Я увидел свою мать, иссохшую, унылую, как будто с момента моего исчезновения минули века – настоящая старуха в углу, вцепившаяся в коврик, прикрывавший ее колени. Я всматривался в нее, пытаясь разгадать причины расстройства ее здоровья. Беззубая, дряхлая, большие, стертые, блестящие от работы костяшки пальцев – может быть, просто работа слишком быстро сводила ее в могилу.

На меня обрушилось огромное скопление мыслей и слов, словно меня осыпали ударами. Кто ты – ангел, дьявол, ночной гость, ужас тьмы? Я увидел, как поспешно они поднимают руки, осеняя себя крестным знамением.
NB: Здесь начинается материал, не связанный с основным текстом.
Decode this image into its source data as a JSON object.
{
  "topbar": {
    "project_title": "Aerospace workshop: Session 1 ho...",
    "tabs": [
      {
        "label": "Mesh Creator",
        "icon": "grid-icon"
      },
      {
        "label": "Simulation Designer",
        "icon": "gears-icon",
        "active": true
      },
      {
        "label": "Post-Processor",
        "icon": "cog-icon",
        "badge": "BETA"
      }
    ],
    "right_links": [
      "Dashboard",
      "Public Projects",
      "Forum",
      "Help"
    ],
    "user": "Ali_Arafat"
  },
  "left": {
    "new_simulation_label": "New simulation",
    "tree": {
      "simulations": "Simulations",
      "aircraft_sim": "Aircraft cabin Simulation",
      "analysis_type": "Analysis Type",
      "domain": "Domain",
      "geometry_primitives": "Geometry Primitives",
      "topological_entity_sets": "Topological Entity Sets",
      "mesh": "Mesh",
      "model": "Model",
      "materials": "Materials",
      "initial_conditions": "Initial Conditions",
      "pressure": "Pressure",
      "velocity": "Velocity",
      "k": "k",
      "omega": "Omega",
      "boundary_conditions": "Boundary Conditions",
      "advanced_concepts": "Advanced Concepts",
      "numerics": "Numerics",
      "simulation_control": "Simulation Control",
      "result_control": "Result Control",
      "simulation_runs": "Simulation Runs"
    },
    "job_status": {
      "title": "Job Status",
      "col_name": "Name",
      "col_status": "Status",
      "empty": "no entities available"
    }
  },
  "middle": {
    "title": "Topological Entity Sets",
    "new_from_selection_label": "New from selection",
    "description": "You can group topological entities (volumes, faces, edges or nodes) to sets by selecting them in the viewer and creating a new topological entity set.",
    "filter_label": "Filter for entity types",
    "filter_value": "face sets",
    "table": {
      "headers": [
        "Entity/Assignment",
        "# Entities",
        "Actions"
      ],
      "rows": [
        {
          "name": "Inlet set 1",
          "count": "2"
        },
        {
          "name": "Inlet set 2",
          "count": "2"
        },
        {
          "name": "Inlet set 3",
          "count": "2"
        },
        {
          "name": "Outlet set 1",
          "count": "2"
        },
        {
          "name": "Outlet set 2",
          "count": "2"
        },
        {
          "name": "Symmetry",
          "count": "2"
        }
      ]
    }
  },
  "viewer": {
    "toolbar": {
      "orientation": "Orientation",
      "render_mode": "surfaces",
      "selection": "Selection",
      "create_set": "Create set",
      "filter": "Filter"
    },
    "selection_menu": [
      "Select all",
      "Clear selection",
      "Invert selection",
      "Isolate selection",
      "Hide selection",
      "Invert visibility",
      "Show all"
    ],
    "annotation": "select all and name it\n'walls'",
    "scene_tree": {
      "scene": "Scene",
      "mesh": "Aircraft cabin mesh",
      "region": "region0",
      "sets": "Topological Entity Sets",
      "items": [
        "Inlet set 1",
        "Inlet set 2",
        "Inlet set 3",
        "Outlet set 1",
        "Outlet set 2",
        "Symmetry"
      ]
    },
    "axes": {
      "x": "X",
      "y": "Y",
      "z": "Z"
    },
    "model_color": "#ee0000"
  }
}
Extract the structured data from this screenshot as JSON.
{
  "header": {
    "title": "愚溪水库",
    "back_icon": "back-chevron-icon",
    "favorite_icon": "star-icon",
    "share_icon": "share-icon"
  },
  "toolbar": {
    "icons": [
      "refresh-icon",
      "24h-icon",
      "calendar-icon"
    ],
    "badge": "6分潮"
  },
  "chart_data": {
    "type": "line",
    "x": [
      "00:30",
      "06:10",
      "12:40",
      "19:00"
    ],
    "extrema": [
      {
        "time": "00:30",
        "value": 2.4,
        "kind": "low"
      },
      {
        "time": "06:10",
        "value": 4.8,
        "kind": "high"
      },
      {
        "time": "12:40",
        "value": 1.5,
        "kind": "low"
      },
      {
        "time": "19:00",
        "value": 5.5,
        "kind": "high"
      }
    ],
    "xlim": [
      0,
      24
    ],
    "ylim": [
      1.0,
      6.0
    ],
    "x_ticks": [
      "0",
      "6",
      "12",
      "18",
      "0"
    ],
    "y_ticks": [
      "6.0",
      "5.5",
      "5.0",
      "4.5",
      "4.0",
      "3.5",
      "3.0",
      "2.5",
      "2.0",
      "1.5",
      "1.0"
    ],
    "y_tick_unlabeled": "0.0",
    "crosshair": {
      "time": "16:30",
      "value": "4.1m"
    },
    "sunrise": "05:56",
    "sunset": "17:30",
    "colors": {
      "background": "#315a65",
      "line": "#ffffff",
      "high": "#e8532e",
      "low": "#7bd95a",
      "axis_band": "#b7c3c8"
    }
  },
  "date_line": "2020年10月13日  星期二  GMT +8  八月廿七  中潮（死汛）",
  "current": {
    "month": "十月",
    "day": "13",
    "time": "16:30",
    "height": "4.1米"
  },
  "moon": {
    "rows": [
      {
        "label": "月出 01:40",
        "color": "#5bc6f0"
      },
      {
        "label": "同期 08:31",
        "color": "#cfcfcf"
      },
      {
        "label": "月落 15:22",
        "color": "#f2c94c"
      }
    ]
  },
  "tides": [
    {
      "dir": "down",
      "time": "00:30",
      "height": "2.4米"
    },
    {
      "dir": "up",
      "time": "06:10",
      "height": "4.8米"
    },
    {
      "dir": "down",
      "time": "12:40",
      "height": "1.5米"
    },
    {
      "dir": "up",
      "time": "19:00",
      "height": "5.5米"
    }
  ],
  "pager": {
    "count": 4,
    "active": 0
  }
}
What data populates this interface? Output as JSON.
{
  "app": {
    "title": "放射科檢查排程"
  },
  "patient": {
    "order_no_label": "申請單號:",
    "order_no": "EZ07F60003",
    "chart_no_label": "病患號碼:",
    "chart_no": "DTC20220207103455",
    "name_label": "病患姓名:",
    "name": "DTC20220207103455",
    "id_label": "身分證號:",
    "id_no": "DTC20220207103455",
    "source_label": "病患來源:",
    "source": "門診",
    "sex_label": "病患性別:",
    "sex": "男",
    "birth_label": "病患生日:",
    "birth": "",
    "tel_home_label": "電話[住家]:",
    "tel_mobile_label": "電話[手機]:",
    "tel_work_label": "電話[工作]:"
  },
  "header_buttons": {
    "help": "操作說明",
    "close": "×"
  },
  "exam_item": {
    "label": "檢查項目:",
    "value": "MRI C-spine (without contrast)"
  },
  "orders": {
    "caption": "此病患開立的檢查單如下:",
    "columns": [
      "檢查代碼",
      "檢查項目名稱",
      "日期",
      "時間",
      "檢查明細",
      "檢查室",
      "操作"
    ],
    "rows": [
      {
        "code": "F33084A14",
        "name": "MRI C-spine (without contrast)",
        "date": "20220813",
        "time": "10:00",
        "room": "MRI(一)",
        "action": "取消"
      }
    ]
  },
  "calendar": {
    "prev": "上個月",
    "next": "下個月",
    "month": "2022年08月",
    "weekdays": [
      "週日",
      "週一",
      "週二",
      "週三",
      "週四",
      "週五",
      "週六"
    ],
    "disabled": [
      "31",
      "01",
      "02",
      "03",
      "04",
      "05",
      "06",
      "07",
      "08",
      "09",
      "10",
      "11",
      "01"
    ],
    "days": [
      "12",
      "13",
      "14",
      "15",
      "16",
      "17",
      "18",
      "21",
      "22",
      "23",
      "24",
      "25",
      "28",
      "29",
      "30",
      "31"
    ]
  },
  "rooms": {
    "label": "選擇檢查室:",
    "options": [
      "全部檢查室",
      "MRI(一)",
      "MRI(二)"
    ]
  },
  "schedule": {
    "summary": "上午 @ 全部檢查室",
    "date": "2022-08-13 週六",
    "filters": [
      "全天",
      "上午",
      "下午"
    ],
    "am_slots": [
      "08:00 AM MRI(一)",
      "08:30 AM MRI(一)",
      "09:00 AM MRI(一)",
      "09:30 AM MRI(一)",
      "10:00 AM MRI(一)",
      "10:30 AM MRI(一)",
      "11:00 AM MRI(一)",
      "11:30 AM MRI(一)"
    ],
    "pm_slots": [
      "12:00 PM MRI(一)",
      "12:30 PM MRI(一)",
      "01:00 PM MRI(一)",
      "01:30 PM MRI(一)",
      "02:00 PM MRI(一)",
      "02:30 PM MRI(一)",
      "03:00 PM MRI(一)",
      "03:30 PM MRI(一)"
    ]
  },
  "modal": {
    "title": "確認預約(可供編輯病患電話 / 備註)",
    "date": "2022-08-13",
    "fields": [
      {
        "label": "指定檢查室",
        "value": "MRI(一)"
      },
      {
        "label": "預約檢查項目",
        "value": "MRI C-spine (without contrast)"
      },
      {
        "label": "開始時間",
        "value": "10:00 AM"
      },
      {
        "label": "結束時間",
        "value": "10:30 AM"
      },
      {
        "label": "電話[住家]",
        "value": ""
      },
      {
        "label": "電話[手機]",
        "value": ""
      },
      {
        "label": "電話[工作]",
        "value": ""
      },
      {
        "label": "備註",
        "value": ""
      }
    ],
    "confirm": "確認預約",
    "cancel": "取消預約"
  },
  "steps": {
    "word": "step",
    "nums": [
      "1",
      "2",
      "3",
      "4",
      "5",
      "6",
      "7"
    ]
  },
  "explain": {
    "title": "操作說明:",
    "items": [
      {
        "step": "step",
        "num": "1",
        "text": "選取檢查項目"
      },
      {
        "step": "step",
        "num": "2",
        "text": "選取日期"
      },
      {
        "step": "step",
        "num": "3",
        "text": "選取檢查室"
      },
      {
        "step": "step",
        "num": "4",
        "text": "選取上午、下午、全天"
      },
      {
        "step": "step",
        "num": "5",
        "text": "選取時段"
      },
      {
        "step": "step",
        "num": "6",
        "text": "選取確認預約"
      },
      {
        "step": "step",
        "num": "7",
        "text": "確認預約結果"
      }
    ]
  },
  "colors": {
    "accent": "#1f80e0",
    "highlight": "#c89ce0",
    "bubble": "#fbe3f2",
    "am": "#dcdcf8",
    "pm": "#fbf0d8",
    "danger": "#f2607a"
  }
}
Но в их мыслях я прочел ясный ответ на свой вопрос.

Кто не знает, что Иван-охотник стал Иваном Кающимся, Иваном-пьяницей, Иваном-сумасшедшим из-за последствий того дня в степи, когда он не смог остановить татарских разбойников, похитивших его любимого сына Андрея?

Я закрыл глаза. То, что с ним случилось, хуже смерти! А я даже ни разу не поинтересовался, ни разу не посмел помыслить о том, что он жив, или же меня недостаточно волновала его судьба, чтобы надеяться, что он выжил, чтобы задуматься, что ждет его, если он выжил? По всей Венеции разбросаны лавки, где я мог бы набросать ему письмо, письмо, которое знаменитые венецианские купцы могли бы довезти до какого-нибудь порта, откуда его доставили бы по назначению по прославленным ханским почтовым дорогам.

Я все это знал. Это знал маленький эгоист Андрей, знал все подробности, которые, должно быть, так прочно сковали его прошлое, что он чуть не забыл его. Я мог бы написать:

Семья моя, я жив, я счастлив, хотя никогда и не смогу вернуться домой. Примите эти деньги, что я посылаю для моих братьев, сестер и матери…

Но с другой стороны, откуда мне было знать? Прошлое для меня превратилось в мучительный и хаос.

Стоило ожить самой тривиальной картине, как она перерастала в пытку.

Передо мной стоял мой дядя. Такой же здоровый, как мой отец, он был хорошо одет – в подпоясанную кожаную рубаху и валенки. Он спокойно, но строго просмотрел на меня.

- Кто вы, чтобы так приходить в наш дом? – спросил он. – Что за князь стоит перед нами? Вы принесли нам вести? Тогда говорите, и мы простим вас за то, что вы сломали замок на нашей двери.